I have the same issue too many resources requested for launch
on v100 sxm3
Tips: You should change the codes before make.
so, first git clone the repo,
then make sure your gcc version >=4.9,
and change the code as mentioned @xvjiarui ,
last bash ./make.sh
.
If Backward is not reentrant
after python test
, refer to issue #16
I have the same issue with rtx2070 :( I make sure my gcc version is 5.4 and i changed CUDA_NUM_THREADS = 512, 256, 1
@cjnjuwhy Thank you very much,I solved the problem following your tips!
@Simpatech-app have you rebuiled the code?

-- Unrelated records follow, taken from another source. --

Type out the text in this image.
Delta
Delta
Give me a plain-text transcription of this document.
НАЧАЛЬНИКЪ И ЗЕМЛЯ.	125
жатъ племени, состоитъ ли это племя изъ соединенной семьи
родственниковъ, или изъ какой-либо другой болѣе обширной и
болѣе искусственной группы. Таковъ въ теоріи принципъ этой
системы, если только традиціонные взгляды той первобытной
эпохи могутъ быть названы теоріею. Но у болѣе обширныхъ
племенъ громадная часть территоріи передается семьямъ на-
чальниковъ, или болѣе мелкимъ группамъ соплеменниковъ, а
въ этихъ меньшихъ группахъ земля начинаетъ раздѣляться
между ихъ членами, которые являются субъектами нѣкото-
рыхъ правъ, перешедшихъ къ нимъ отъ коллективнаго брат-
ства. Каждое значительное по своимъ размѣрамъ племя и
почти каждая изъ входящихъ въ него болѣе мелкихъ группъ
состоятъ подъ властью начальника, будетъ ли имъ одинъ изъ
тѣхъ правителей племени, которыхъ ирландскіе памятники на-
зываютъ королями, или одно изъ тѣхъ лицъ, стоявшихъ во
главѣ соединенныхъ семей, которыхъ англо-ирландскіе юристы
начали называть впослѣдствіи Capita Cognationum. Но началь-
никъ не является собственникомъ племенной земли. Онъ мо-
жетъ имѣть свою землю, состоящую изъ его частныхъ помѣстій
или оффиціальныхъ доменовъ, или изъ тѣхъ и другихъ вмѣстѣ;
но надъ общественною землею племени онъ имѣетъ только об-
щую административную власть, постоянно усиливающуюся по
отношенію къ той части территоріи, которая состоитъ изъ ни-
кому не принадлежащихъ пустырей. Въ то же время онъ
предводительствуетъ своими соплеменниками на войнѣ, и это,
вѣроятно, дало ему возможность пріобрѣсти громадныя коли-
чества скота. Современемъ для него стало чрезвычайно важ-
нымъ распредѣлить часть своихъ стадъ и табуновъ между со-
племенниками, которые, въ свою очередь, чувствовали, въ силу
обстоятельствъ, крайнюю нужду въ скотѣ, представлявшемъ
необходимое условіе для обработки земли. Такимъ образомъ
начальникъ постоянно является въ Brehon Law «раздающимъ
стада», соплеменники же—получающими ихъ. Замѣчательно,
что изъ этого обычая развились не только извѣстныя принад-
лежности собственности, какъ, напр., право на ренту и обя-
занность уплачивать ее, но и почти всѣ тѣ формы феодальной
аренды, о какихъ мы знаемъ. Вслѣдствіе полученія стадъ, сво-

Do you mean by running again sh make.sh???? if so, I already did it and still get this error. Any idea how to fix it? After making the project, should do any thing else?
Gentle , the make.sh
will create a Directory named bulid
in your project , after you change 1024 to 256 with @xvjiarui , you need to delete this Directory bulid
, and run make.sh
, then it will work.
And after that , you will meet another exception named Backward is not reentrant
, I just delete those check_function
Hello,world
Hi, I get the same problem but the #7 issue is missing now. Can anyone please explain again how to solve the "Segmentation fault (core dumped)" error?